As we return to the story of Jesus’ procession entering Jerusalem, we are struck by the simplicity. Though the story is familiar to us, there are
many surprises. Jesus planned it in advance. As Jesus approaches the city from Bethany, he tells two of his disciples to go to the next village and get him a colt, a young one, never ridden before. Jesus rides the colt into the city surrounded by a crowd of enthusiastic followers and sympathizers, who spread their cloaks and leafy palm branches on the road. We can imagine the excitement in the crowd, the pushing and shoving to be closest to the road, closest to Jesus. Though much simpler than the military procession, it is rich with promise. “Hosanna! Blessed is the king who comes in the name of the Lord! Peace in heaven, and glory in the highest heaven!”
Then the shift happens. Pity the disciples because the whirlwind has come upon them and they can’t see it for what it is. They remain a few steps behind Jesus throughout this longest and hardest week. By the time they finally catch up, it is too late.
We know this story well. We can name the characters and even recite some of their lines. We can anticipate what happens next. It’s all so familiar. Yet, the story has not lost its sting. The retelling hasn’t lessened its power to stir our emotions and cause us pain. We take comfort from what comes later. But here and now, on this Passion Sunday, the first day of Holy Week, we look and listen. We remember as if we were there.

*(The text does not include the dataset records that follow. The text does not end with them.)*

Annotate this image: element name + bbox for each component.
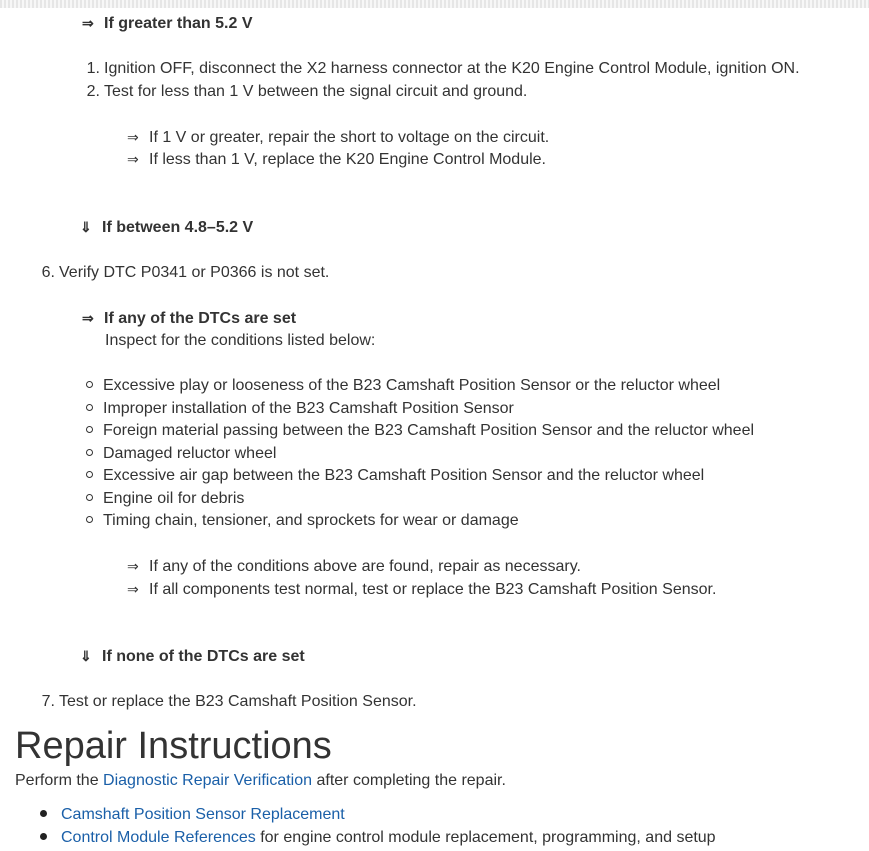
result-text: If any of the conditions above are found, repair as necessary. (149, 558, 581, 575)
repair-instructions-heading: Repair Instructions (15, 725, 332, 767)
circle-bullet-icon (86, 404, 93, 411)
down-double-arrow-icon: ⇓ (80, 648, 92, 664)
list-item (86, 444, 276, 464)
list-item (40, 828, 716, 848)
result-item (127, 149, 546, 170)
condition-text: Damaged reluctor wheel (103, 445, 277, 462)
step-7 (35, 692, 417, 712)
list-item (86, 399, 514, 419)
circle-bullet-icon (86, 426, 93, 433)
step-text: Verify DTC P0341 or P0366 is not set. (59, 264, 330, 281)
condition-text: Improper installation of the B23 Camshaft Position Sensor (103, 400, 514, 417)
list-item (86, 511, 519, 531)
condition-text: Excessive air gap between the B23 Camshaft Position Sensor and the reluctor wheel (103, 467, 705, 484)
result-label: If greater than 5.2 V (104, 15, 253, 32)
diagnostic-repair-verification-link[interactable]: Diagnostic Repair Verification (103, 772, 313, 789)
bullet-icon (40, 833, 47, 840)
step-number: 7. (41, 693, 55, 710)
list-item (80, 59, 800, 79)
result-dtcs-set (82, 308, 296, 329)
intro-text: Perform the (15, 772, 104, 789)
top-border (0, 0, 869, 8)
list-item (80, 82, 527, 102)
inspect-instruction: Inspect for the conditions listed below: (105, 332, 376, 349)
result-text: If less than 1 V, replace the K20 Engine Control Module. (149, 151, 546, 168)
condition-text: Excessive play or looseness of the B23 Camshaft Position Sensor or the reluctor wheel (103, 377, 721, 394)
result-between-4-8-5-2v (80, 217, 253, 238)
step-number: 6. (41, 264, 55, 281)
right-double-arrow-icon: ⇒ (127, 558, 139, 574)
bullet-icon (40, 810, 47, 817)
step-number: 2. (86, 83, 100, 100)
camshaft-sensor-replacement-link[interactable]: Camshaft Position Sensor Replacement (61, 806, 345, 823)
list-item (86, 489, 244, 509)
control-module-references-link[interactable]: Control Module References (61, 829, 256, 846)
result-item (127, 556, 581, 577)
repair-intro (15, 771, 506, 791)
result-label: If none of the DTCs are set (102, 648, 305, 665)
right-double-arrow-icon: ⇒ (82, 310, 94, 326)
circle-bullet-icon (86, 381, 93, 388)
circle-bullet-icon (86, 449, 93, 456)
list-item (40, 805, 345, 825)
result-text: If 1 V or greater, repair the short to voltage on the circuit. (149, 129, 550, 146)
right-double-arrow-icon: ⇒ (127, 581, 139, 597)
intro-text: after completing the repair. (312, 772, 506, 789)
result-label: If between 4.8–5.2 V (102, 219, 254, 236)
link-suffix: for engine control module replacement, programming, and setup (255, 829, 716, 846)
circle-bullet-icon (86, 516, 93, 523)
down-double-arrow-icon: ⇓ (80, 219, 92, 235)
result-item (127, 579, 716, 600)
list-item (86, 421, 754, 441)
condition-text: Timing chain, tensioner, and sprockets for wear or damage (103, 512, 519, 529)
circle-bullet-icon (86, 494, 93, 501)
result-label: If any of the DTCs are set (104, 310, 297, 327)
right-double-arrow-icon: ⇒ (82, 15, 94, 31)
result-item (127, 127, 549, 148)
condition-text: Engine oil for debris (103, 490, 245, 507)
step-text: Ignition OFF, disconnect the X2 harness connector at the K20 Engine Control Module, ignition ON. (104, 60, 800, 77)
step-text: Test for less than 1 V between the signal circuit and ground. (104, 83, 528, 100)
circle-bullet-icon (86, 471, 93, 478)
result-text: If all components test normal, test or replace the B23 Camshaft Position Sensor. (149, 581, 717, 598)
step-6 (35, 263, 329, 283)
result-none-set (80, 646, 305, 667)
step-text: Test or replace the B23 Camshaft Position Sensor. (59, 693, 417, 710)
right-double-arrow-icon: ⇒ (127, 129, 139, 145)
step-number: 1. (86, 60, 100, 77)
result-greater-than-5-2v (82, 13, 253, 34)
condition-text: Foreign material passing between the B23 Camshaft Position Sensor and the reluctor wheel (103, 422, 755, 439)
list-item (86, 376, 720, 396)
list-item (86, 466, 704, 486)
right-double-arrow-icon: ⇒ (127, 151, 139, 167)
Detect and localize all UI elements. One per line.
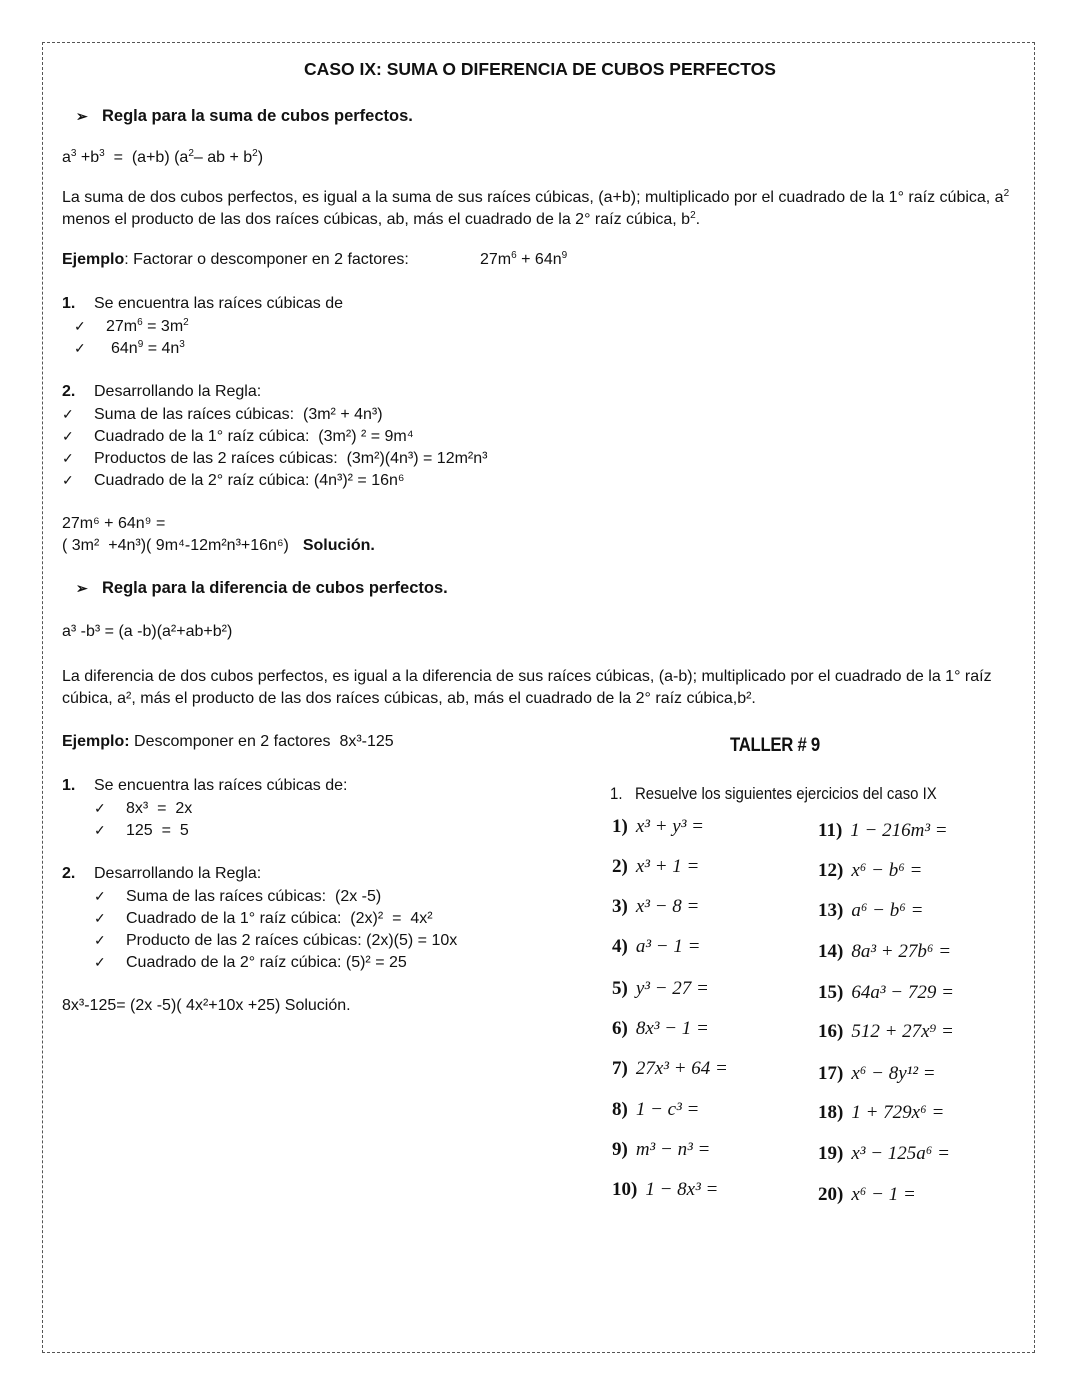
exercise-item: 4) a³ − 1 = [612,936,701,957]
page-title: CASO IX: SUMA O DIFERENCIA DE CUBOS PERFECTOS [304,59,776,79]
suma-step-1-item: ✓ $64n^9 = 4n^3$ [74,339,185,357]
suma-result-line-1: 27m⁶ + 64n⁹ = [62,515,166,532]
suma-step-2: 2. Desarrollando la Regla: [62,383,262,400]
diferencia-step-2-item: ✓ Cuadrado de la 2° raíz cúbica: (5)² = 25 [94,954,407,971]
check-icon: ✓ [94,954,106,970]
check-icon: ✓ [74,318,86,334]
exercise-item: 6) 8x³ − 1 = [612,1018,709,1039]
check-icon: ✓ [74,340,86,356]
suma-example: Ejemplo: Factorar o descomponer en 2 factores: [62,251,409,268]
check-icon: ✓ [62,472,74,488]
exercise-item: 18) 1 + 729x⁶ = [818,1102,945,1123]
suma-example-expression: $27m^6 + 64n^9$ [480,250,568,268]
arrow-bullet-icon: ➢ [76,580,88,596]
check-icon: ✓ [62,406,74,422]
suma-heading-text: Regla para la suma de cubos perfectos. [102,107,413,125]
diferencia-step-2-item: ✓ Cuadrado de la 1° raíz cúbica: (2x)² = 4x² [94,910,433,927]
exercise-item: 1) x³ + y³ = [612,816,704,837]
exercise-item: 9) m³ − n³ = [612,1139,711,1160]
suma-result-line-2: ( 3m² +4n³)( 9m⁴-12m²n³+16n⁶) Solución. [62,537,375,554]
check-icon: ✓ [62,428,74,444]
taller-instruction: 1. Resuelve los siguientes ejercicios del caso IX [610,784,937,803]
arrow-bullet-icon: ➢ [76,108,88,124]
taller-title: TALLER # 9 [730,735,820,756]
diferencia-explanation: La diferencia de dos cubos perfectos, es igual a la diferencia de sus raíces cúbicas, (a-b); multiplicado por el cuadrado de la 1° raíz cúbica, a², más el producto de las dos raíces cúbicas, ab, más el cuadrado de la 2° raíz cúbica,b². [62,668,992,707]
suma-step-2-item: ✓ Productos de las 2 raíces cúbicas: (3m²)(4n³) = 12m²n³ [62,450,488,467]
exercise-item: 8) 1 − c³ = [612,1099,700,1120]
suma-rule-heading [76,106,413,126]
exercise-item: 20) x⁶ − 1 = [818,1184,916,1205]
exercise-item: 19) x³ − 125a⁶ = [818,1143,950,1164]
diferencia-step-2: 2. Desarrollando la Regla: [62,865,262,882]
suma-step-1-item: ✓ $27m^6 = 3m^2$ [74,317,189,335]
diferencia-rule-heading [76,578,448,598]
exercise-item: 13) a⁶ − b⁶ = [818,900,924,921]
suma-step-1: 1. Se encuentra las raíces cúbicas de [62,295,344,312]
diferencia-step-1-item: ✓ 8x³ = 2x [94,800,193,817]
suma-step-2-item: ✓ Cuadrado de la 1° raíz cúbica: (3m²) ² = 9m⁴ [62,428,414,445]
diferencia-step-1: 1. Se encuentra las raíces cúbicas de: [62,777,348,794]
diferencia-step-2-item: ✓ Producto de las 2 raíces cúbicas: (2x)(5) = 10x [94,932,458,949]
check-icon: ✓ [94,888,106,904]
diferencia-heading-text: Regla para la diferencia de cubos perfectos. [102,579,448,597]
exercise-item: 17) x⁶ − 8y¹² = [818,1063,936,1084]
exercise-item: 12) x⁶ − b⁶ = [818,860,923,881]
suma-explanation: La suma de dos cubos perfectos, es igual a la suma de sus raíces cúbicas, (a+b); multiplicado por el cuadrado de la 1° raíz cúbica, $a^2$ menos el producto de las dos raíces cúbicas, ab, más el cuadrado de la 2° raíz cúbica, $b^2$. [62,188,1010,228]
diferencia-step-2-item: ✓ Suma de las raíces cúbicas: (2x -5) [94,888,382,905]
exercise-item: 7) 27x³ + 64 = [612,1058,728,1079]
exercise-item: 11) 1 − 216m³ = [818,820,948,841]
suma-step-2-item: ✓ Cuadrado de la 2° raíz cúbica: (4n³)² = 16n⁶ [62,472,405,489]
diferencia-result: 8x³-125= (2x -5)( 4x²+10x +25) Solución. [62,997,351,1014]
exercise-item: 10) 1 − 8x³ = [612,1179,719,1200]
diferencia-step-1-item: ✓ 125 = 5 [94,822,189,839]
check-icon: ✓ [94,910,106,926]
exercise-item: 5) y³ − 27 = [612,978,709,999]
diferencia-formula: a³ -b³ = (a -b)(a²+ab+b²) [62,623,233,640]
exercise-item: 3) x³ − 8 = [612,896,700,917]
check-icon: ✓ [94,822,106,838]
exercise-item: 15) 64a³ − 729 = [818,982,954,1003]
exercise-item: 2) x³ + 1 = [612,856,700,877]
suma-formula: $a^3 +b^3 = (a+b)$ ($a^2-$ ab + $b^2$) [62,148,264,166]
suma-step-2-item: ✓ Suma de las raíces cúbicas: (3m² + 4n³) [62,406,383,423]
check-icon: ✓ [94,800,106,816]
diferencia-example: Ejemplo: Descomponer en 2 factores 8x³-125 [62,733,394,750]
exercise-item: 16) 512 + 27x⁹ = [818,1021,954,1042]
check-icon: ✓ [62,450,74,466]
exercise-item: 14) 8a³ + 27b⁶ = [818,941,952,962]
check-icon: ✓ [94,932,106,948]
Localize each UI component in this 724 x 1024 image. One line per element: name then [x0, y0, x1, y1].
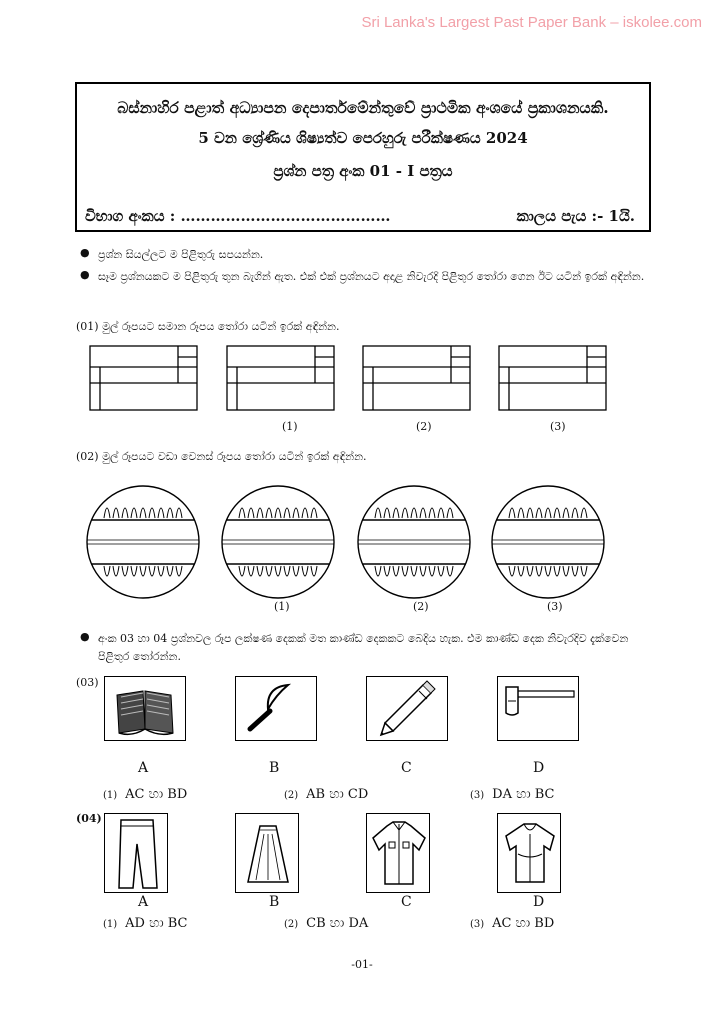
q1-option-1-label: (1): [282, 420, 298, 433]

In a way, we are. We are modern disciples and we can recognize ourselves among those in the company of Jesus on that longest and hardest night. We recognize our own weakness, our foolishness, our cluelessness, our failure and our denial. We recognize the disciples’ deep desire to be faithful to Jesus along with their inability to know what that really means. We see ourselves in them.
That recognition is a gift – a painful gift, but a gift. It assures us that Jesus does not expect perfection from his followers. Jesus takes us as we are – fumbling, failing, clumsy, well-intentioned, trying to get it right this time. We recognize ourselves in his disciples, including Peter and Judas, because denial and betrayal are familiar to us. In recognizing ourselves as imperfect as we are, we see Jesus more clearly.
Jesus knows exactly what Judas will do. He knows exactly what Peter will do. Jesus is not surprised to return from his prayer and find the disciples asleep. He isn’t shocked when one of them tries to battle with his captors. He knows them through his experiences with them and perhaps some divine insight brings other things to light. Jesus knows who is sharing that last meal with him – just as Jesus knows us in all of our humanity. And still, he gives himself into the hands of God as he makes his way toward the
cross. This week, we are following along – loving, listening, weeping and rejoicing. This week lays its claim on our hearts and on our lives. Jesus lives - so we can live. Amen.